Solution providers need to use their professional services people to better understand what their customer's business requirements are rather than how to plug in technology just for the sake of it, Bosworth said. Though such a focus is often touted, many are still guilty of focusing on their technologies, he said.
"Technology companies have been so focused on how cool their stuff is, that they haven't focused on their customers use it," he said. "It's the number one problem we run into time and time again."
Likewise, many solution providers are guilty of not marketing their services to their customers properly, said Nashville-based independent consultant Robin Robins, author of the book Total Marketing Tool Kit, who likens trying to reach customers to marriage. "Successful marketing works for the same reasons successful marriages do--you have to know each other well, there has to be trust and patience," Robins said.
During a breakfast session Thursday, she offered tips on how to create ads that will stand out.

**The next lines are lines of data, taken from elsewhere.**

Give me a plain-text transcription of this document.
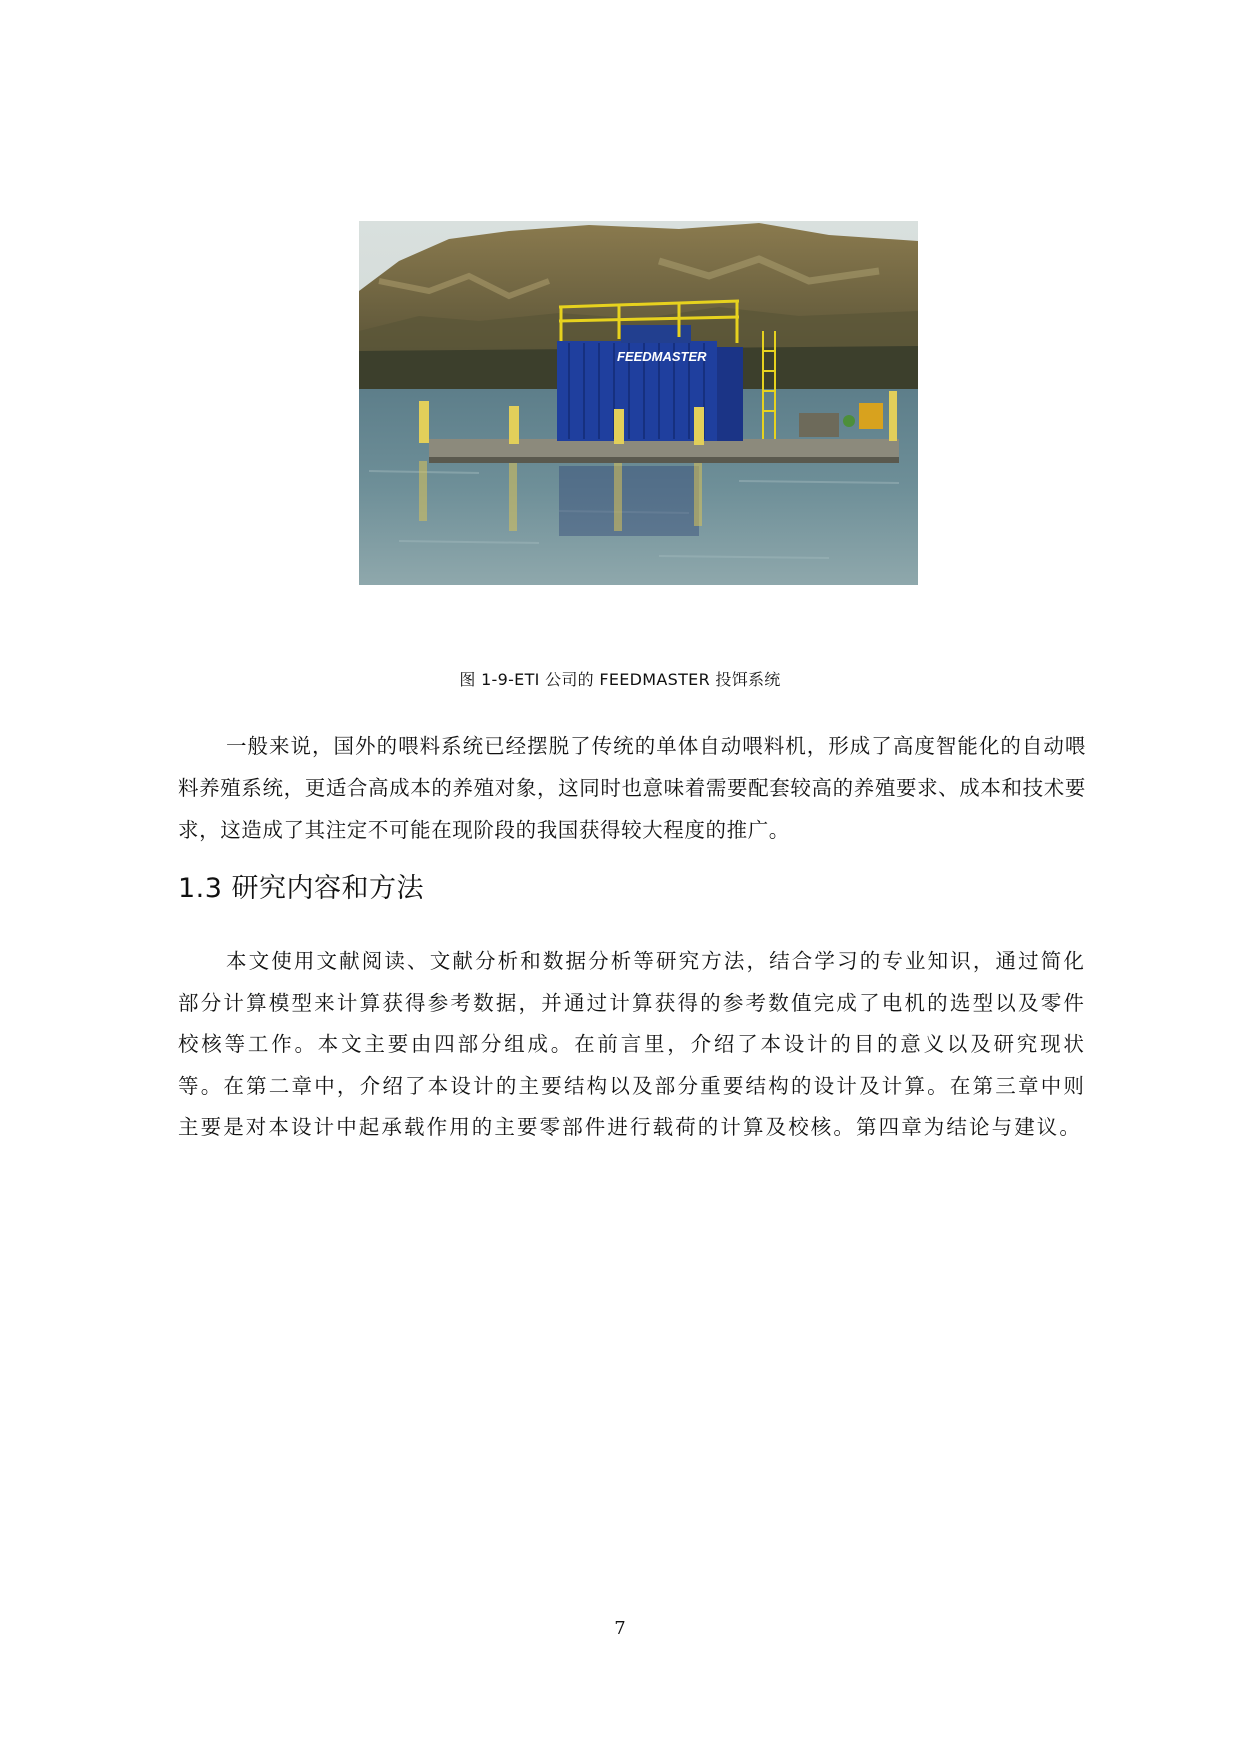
FEEDMASTER
图 1-9-ETI 公司的 FEEDMASTER 投饵系统

一般来说，国外的喂料系统已经摆脱了传统的单体自动喂料机，形成了高度智能化的自动喂料养殖系统，更适合高成本的养殖对象，这同时也意味着需要配套较高的养殖要求、成本和技术要求，这造成了其注定不可能在现阶段的我国获得较大程度的推广。

1.3 研究内容和方法

本文使用文献阅读、文献分析和数据分析等研究方法，结合学习的专业知识，通过简化部分计算模型来计算获得参考数据，并通过计算获得的参考数值完成了电机的选型以及零件校核等工作。本文主要由四部分组成。在前言里，介绍了本设计的目的意义以及研究现状等。在第二章中，介绍了本设计的主要结构以及部分重要结构的设计及计算。在第三章中则主要是对本设计中起承载作用的主要零部件进行载荷的计算及校核。第四章为结论与建议。

7
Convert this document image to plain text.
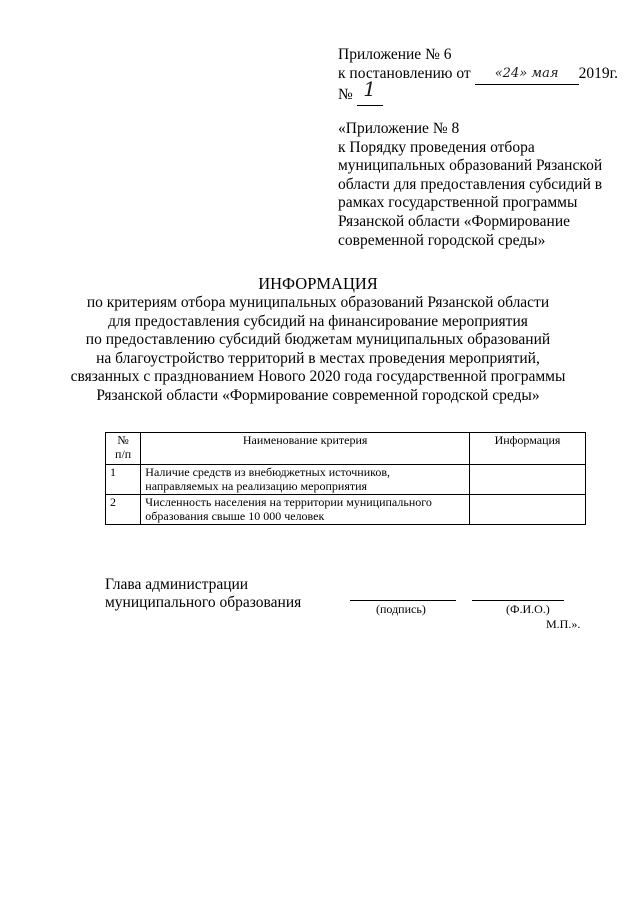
Приложение № 6
к постановлению от «24» мая 2019г.
№ 1
«Приложение № 8
к Порядку проведения отбора
муниципальных образований Рязанской
области для предоставления субсидий в
рамках государственной программы
Рязанской области «Формирование
современной городской среды»
ИНФОРМАЦИЯ
по критериям отбора муниципальных образований Рязанской области
для предоставления субсидий на финансирование мероприятия
по предоставлению субсидий бюджетам муниципальных образований
на благоустройство территорий в местах проведения мероприятий,
связанных с празднованием Нового 2020 года государственной программы
Рязанской области «Формирование современной городской среды»
№
п/п	Наименование критерия	Информация
1	Наличие средств из внебюджетных источников,
направляемых на реализацию мероприятия	

2	Численность населения на территории муниципального
образования свыше 10 000 человек	

Глава администрации
муниципального образования	(подпись)	(Ф.И.О.)
М.П.».
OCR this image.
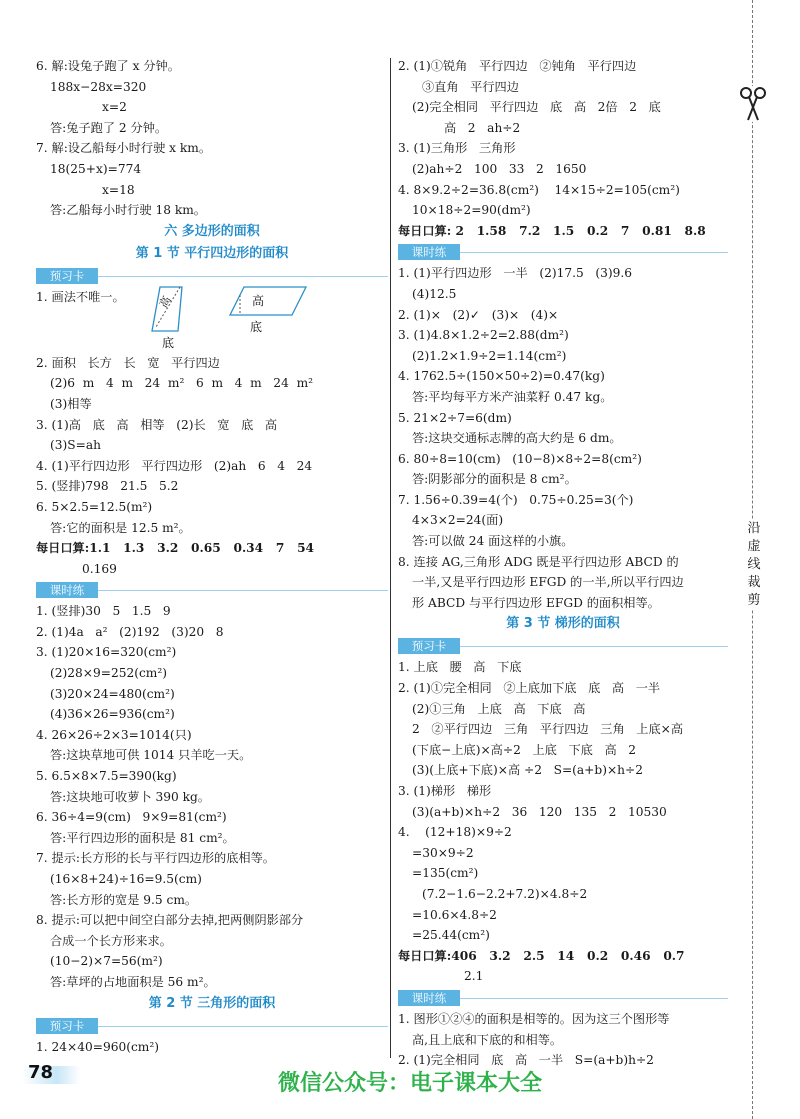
6. 解:设兔子跑了 x 分钟。
188x−28x=320
x=2
答:兔子跑了 2 分钟。
7. 解:设乙船每小时行驶 x km。
18(25+x)=774
x=18
答:乙船每小时行驶 18 km。
六 多边形的面积
第 1 节 平行四边形的面积
预习卡
1. 画法不唯一。	高
底
高
底
2. 面积   长方   长   宽   平行四边
(2)6  m   4  m   24  m²   6  m   4  m   24  m²
(3)相等
3. (1)高   底   高   相等   (2)长   宽   底   高
(3)S=ah
4. (1)平行四边形   平行四边形   (2)ah   6   4   24
5. (竖排)798   21.5   5.2
6. 5×2.5=12.5(m²)
答:它的面积是 12.5 m²。
每日口算:1.1   1.3   3.2   0.65   0.34   7   54
0.169
课时练
1. (竖排)30   5   1.5   9
2. (1)4a   a²   (2)192   (3)20   8
3. (1)20×16=320(cm²)
(2)28×9=252(cm²)
(3)20×24=480(cm²)
(4)36×26=936(cm²)
4. 26×26÷2×3=1014(只)
答:这块草地可供 1014 只羊吃一天。
5. 6.5×8×7.5=390(kg)
答:这块地可收萝卜 390 kg。
6. 36÷4=9(cm)   9×9=81(cm²)
答:平行四边形的面积是 81 cm²。
7. 提示:长方形的长与平行四边形的底相等。
(16×8+24)÷16=9.5(cm)
答:长方形的宽是 9.5 cm。
8. 提示:可以把中间空白部分去掉,把两侧阴影部分
合成一个长方形来求。
(10−2)×7=56(m²)
答:草坪的占地面积是 56 m²。
第 2 节 三角形的面积
预习卡
1. 24×40=960(cm²)
2. (1)①锐角   平行四边   ②钝角   平行四边
③直角   平行四边
(2)完全相同   平行四边   底   高   2倍   2   底
高   2   ah÷2
3. (1)三角形   三角形
(2)ah÷2   100   33   2   1650
4. 8×9.2÷2=36.8(cm²)    14×15÷2=105(cm²)
10×18÷2=90(dm²)
每日口算: 2   1.58   7.2   1.5   0.2   7   0.81   8.8
课时练
1. (1)平行四边形   一半   (2)17.5   (3)9.6
(4)12.5
2. (1)×   (2)✓   (3)×   (4)×
3. (1)4.8×1.2÷2=2.88(dm²)
(2)1.2×1.9÷2=1.14(cm²)
4. 1762.5÷(150×50÷2)=0.47(kg)
答:平均每平方米产油菜籽 0.47 kg。
5. 21×2÷7=6(dm)
答:这块交通标志牌的高大约是 6 dm。
6. 80÷8=10(cm)   (10−8)×8÷2=8(cm²)
答:阴影部分的面积是 8 cm²。
7. 1.56÷0.39=4(个)   0.75÷0.25=3(个)
4×3×2=24(面)
答:可以做 24 面这样的小旗。
8. 连接 AG,三角形 ADG 既是平行四边形 ABCD 的
一半,又是平行四边形 EFGD 的一半,所以平行四边
形 ABCD 与平行四边形 EFGD 的面积相等。
第 3 节 梯形的面积
预习卡
1. 上底   腰   高   下底
2. (1)①完全相同   ②上底加下底   底   高   一半
(2)①三角   上底   高   下底   高
2   ②平行四边   三角   平行四边   三角   上底×高
(下底−上底)×高÷2   上底   下底   高   2
(3)(上底+下底)×高 ÷2   S=(a+b)×h÷2
3. (1)梯形   梯形
(3)(a+b)×h÷2   36   120   135   2   10530
4.    (12+18)×9÷2
=30×9÷2
=135(cm²)
(7.2−1.6−2.2+7.2)×4.8÷2
=10.6×4.8÷2
=25.44(cm²)
每日口算:406   3.2   2.5   14   0.2   0.46   0.7
2.1
课时练
1. 图形①②④的面积是相等的。因为这三个图形等
高,且上底和下底的和相等。
2. (1)完全相同   底   高   一半   S=(a+b)h÷2
沿
虚
线
裁
剪
78	微信公众号：电子课本大全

Her observation is that many ads and Web sites are like oversized business cards, and offer little value in convincing a customer to contact them. Among her pieces of advice for creating effective ad campaigns:
- Avoid image advertising. Fancy pictures and clever slogans may win ad agencies and Web site developers awards but they rarely convince customers to business with you.
- Put a claim or promise in the headline of an ad. The headline is responsible for 70 percent of the response.
- Talk about how customers will benefit from your services, not about your business.
- Use bait--offer a free report, audit or something that will benefit the customer to inquire. Free estimates don't count.
- The ad should be used to sell the bait not your service. The intent is to get a reluctant prospect to at least talk to you--marriage comes after successful dating, she said.
- Plan multi-step follow-up. Robins said on average people don't buy until the seventh contact.
- Offer a low-risk way to do business. She said Columbia House's effort to offer 12 free CDs and Gevalia Coffee's free coffee makers to those buying their first 2 pounds of coffee makes them a lot of money in the long term, even it is initially not profitable.